Frank Blu-ray review: Don’t let the mask put you off

Posted on 27 September 2014
By George Anthony Heron
  • Share:

I’d been looking forward to Frank coming out on Blu-ray for months. When I first saw the trailer, I couldn’t see how it would work. How could you take the unique and cheesily funny persona of Frank Sidebottom and transplant his being into an American character totally unrelated to his life?

It seemed a bit disrespectful. After hearing and reading some very encouraging reviews (anything with the keywords surreal and quirky tends to pique my interest), I decided to give Frank a chance, and how glad am I that I did.

The central character of this film is not Frank but a wannabe musician called Jon. He works in an office, but has ambitions of being a singer-songwriter without the ability to match it. When the keyboardist of the Soronpfrbs tries to drown himself, Jon is offered the job on the spot by manager Don. A wild adventure in Ireland ensues to fulfil the objective of recording their first album.

It’s very easy to compare any music film to Spinal Tap, being what many see as the ultimate film about fictional musicians. Frank manages to carve its own niche in this genre. As well as the laugh-out-loud humour, there are some deeply moving scenes that touch on issues like mental illness and mediocrity. It attempts to tackle the issue of how a man who permanently wears a mask must live, the insecurities that brought that about and how they shape the life of an individual. It’ll make you laugh and cry.

Michael Fassbender (X-Men: First Class, Prometheus) proves why he is one of the best actors working today. You’ve never seen him like this before. Great comic timing, great voice, nails the quirkiness of the character right on the nubbin. I’d go and see this band if they toured. Domnhall Gleeson (About Time) is continuing to show great promise that his dad Brendan (Calvary, Harry Potter, In Brugge) will be proud of. He plays the straight man for most of the film, but his attempts at songwriting are simultaneously funny and pathos-generating. Maggie Gylenhaal (The Dark Knight, Secretary) also requires a mention as Clara, the Theremin and Moog expert who takes an instant dislike to new kid Jon, who she feels has invaded their little bubble of creative bliss.

The music played by the Soronprfbs is fantastic and is performed live. No miming on this one. Frank describes his creativity as being able to make a song about anything. He then proceeds to sing a spontaneous ditty about a tuft on the carpet. He sounds ridiculous writing it, but it’s genuinely moving. It is a real shame that they couldn’t put together a special edition of this release including the soundtrack.

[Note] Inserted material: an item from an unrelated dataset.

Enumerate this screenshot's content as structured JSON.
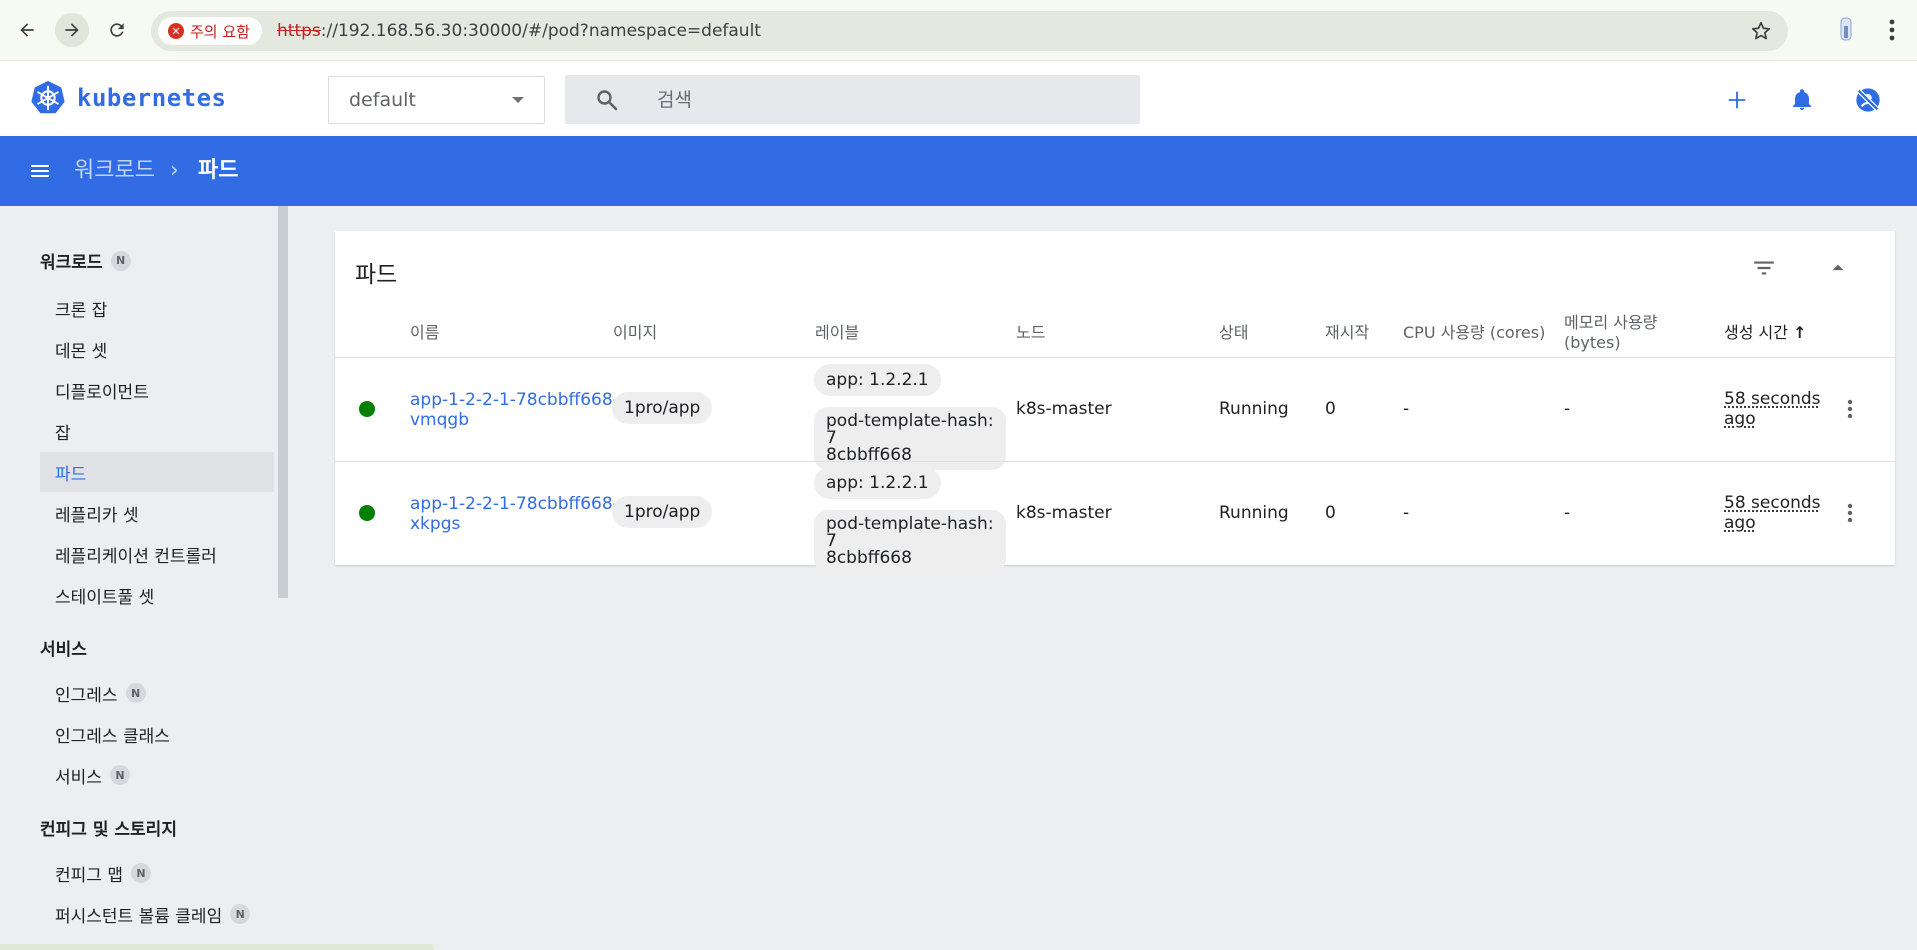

Unfortunately, the rest of the features of this Blu-Ray are pretty bare. Yes, you may get two audio commentaries: one with the writers and one with director Lenny Abrahamson and star Gleeson but there’s only one 13-minute documentary about the film, which mainly discusses the themes and the quality of the script. It Would have been nice for them to have a feature about how the music was composed, and whether the actors could play instruments beforehand or if they had to learn for the part. They’ve missed a trick there.

This film is so good that it’s worth getting for that alone. Let go of any reservations you may have. Don’t be freaked out or put off by the mask. With this and Calvary, Ireland has contributed two of the best films of the year.

Last thing I want to say is how hard it was for me to find a copy of this film in the shops. No supermarkets I went to had it in stock: Asda, Morrisons, who usually have good supplies. HMV only had it on DVD. Disgraceful. Your best bet is Amazon. As the great Arnold Schwarzenegger would say, “Do it! Do it now!”